她伸手拭去儿子忽然奔涌而出的泪水,自己的眼眶也湿湿的,该怎么办才好,她都有些捏不准主意了。她想,拖拖吧,东宝不是寻常人,他能挺过去。她帮他管住宝宝这根独苗便是。

小宝怕抢似的将手机插进自己的裤兜,怕妈妈一时心软又是引狼入室。韦春红拉儿子走进屋里,准备晚饭的时候,心里七上八下,一边为儿子终于长大,懂得维护妈妈而非常欢喜,一边又为雷东宝的险情而担心。但又忽然想到,小三打来这个电话会不会是他们雷家人串通挖好的一个陷进,看着她和雷东宝不和,他们找个理由软化她,让她主动放弃条件,总之最后又是她主动缴械投降,乖乖地回去?

韦春红等保姆走后,与儿子和宝宝吃晚饭。考虑到儿子如今的成熟,她将小三的电话向儿子转达了一下,算是试探也算是征询儿子的态度,看看儿子会怎么处理。小宝果然迷茫了会儿,道:“他那么凶,别人真敢对他使坏吗?”

“就是因为他那么凶,大家都受不了他,连我们都逃开不回家了,你说别人会怎么想。”

儿子道:“他那是自作自受,他犯错应该受到惩罚。”

“可他怎么说都是我们自家人,我们不理归不理,可不能看着别人欺负他。我们不知道便罢,既然知道,我们却没帮,别人还以为我们无能呢,看扁我们。”

小宝思虑再三,道:“妈,我来打这个电话。我不让你打,万一你心一软,我们又前功尽弃。”

韦春红无奈,看小宝拿出手机,熟练地拨出雷东宝的号。那边雷东宝正在请人吃饭,看到是韦春红的号码,本能地想摁掉,他吃饭工作时候她来骚扰什么?但忽然想到现在两人的处境,只得接起道:“什么事?”

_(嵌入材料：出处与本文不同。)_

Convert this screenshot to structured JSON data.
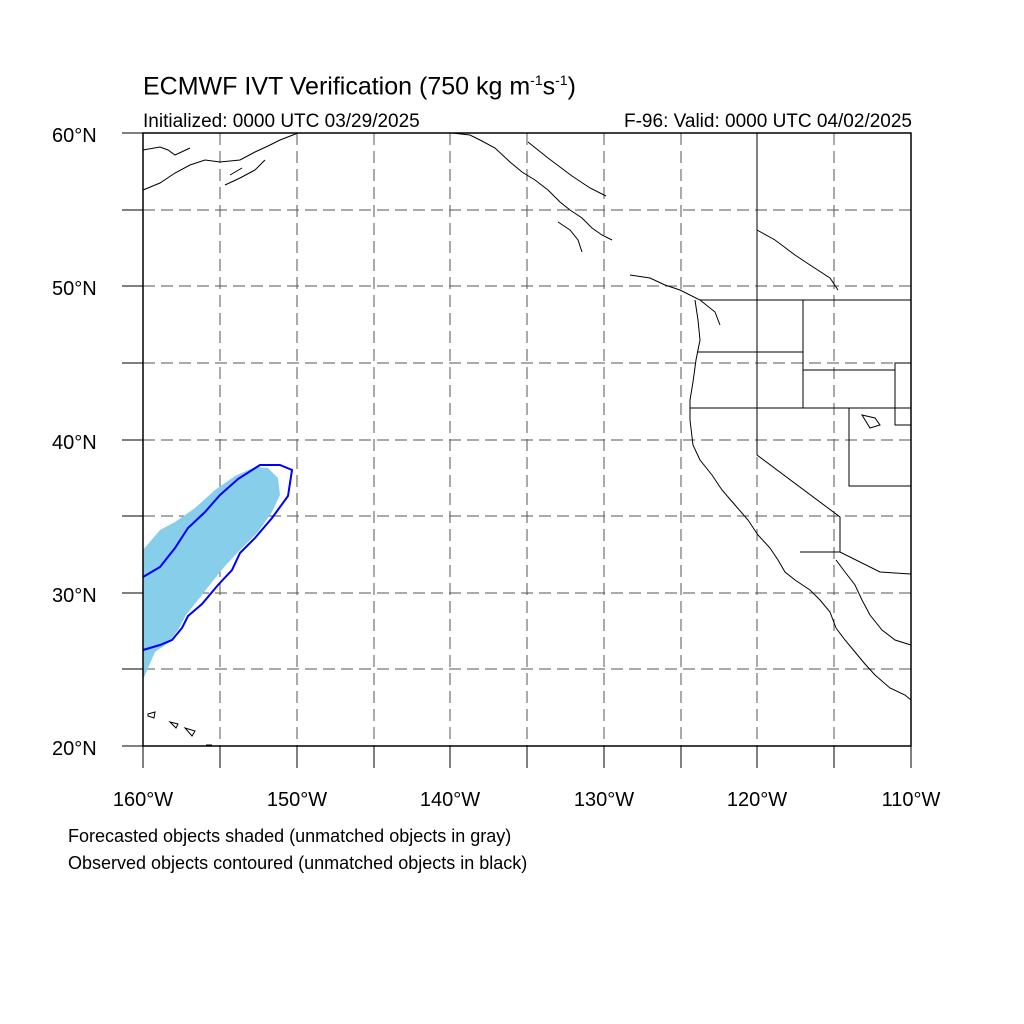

小宝道:“是我。今天妈妈接到三主任电话,说是正明叔的太太故意把你大吃大喝的照片放橱窗里,三主任要求她换掉,她还不肯的样子,但最后还是被三主任给换了。妈提醒你留意正明叔这个人,说那是个小人。没了。”

雷东宝听着又好气又好笑,母子俩玩啥啊,真够做作,道:“叫你妈废话少说,早点回家。”

“我们不回。我们家都是妈妈在辛苦,吃的用的都是妈妈花钱,连煤气瓶都是我和保姆拎上楼,你一点用都没有,却还要回家欺负妈妈,我今天跟妈妈说,我们不要你。这个电话是妈妈不愿看到别人欺负你才让我打的,因为妈妈说你被人欺负是丢她的脸,妈妈丢不起这脸,我们可不是低三下四来讨好你。再见。”

韦春红猜测着雷东宝在电话另一端的态度,哭笑不得,可又觉得解气,没想到儿子平时不声不响,原来全看着呢。

看儿子说完就警惕地把手机又掖进裤兜里,韦春红不再反对,反正,该跟雷东宝提醒的已经提醒了。

雷东宝被小宝的一个电话打得晕头转向,好一阵子回不过气来。这年头,谁敢这么跟他说话?谁敢说他没用?可偏他又无法反驳,首先他再有脾气也不能跟小孩子一般见识,其次小宝说的都是实情,即使他这么做事出有因,可是…雷东宝忽然发觉他所谓的事出有因的那个因,并不见得很站得住脚。

等饭局结束,他这回没去老娘家里住,而是让司机把他载到市区的家里。这个家里当然是黑灯黑火。他进去打开灯一看,前几天离开时候没叠的被子叠好了,桌椅摆放整齐了,脱下的衣服被洗好挂在阳台,所有的似乎都是井井有条,可惟独没丝毫人气。

雷东宝躺床上回想小宝数落他的那些话,他现在无法不正视。他作为一个大男人,不往家里拿家用,也不给家里扛煤气瓶,似乎该属于一家之主做的事他都没做到。或许他可以说他忙他没时间,他要忙大事,搬煤气这种小事可以花钱叫别人搬。可是,他也没拿钱回家,不仅没拿回家,他还想往外拿。小宝说不要他,是,要他何用,人说吃人家的嘴软,他在家可横着呢。小宝的话简直比掴他耳光还狠,狠得他都没脸见韦春红。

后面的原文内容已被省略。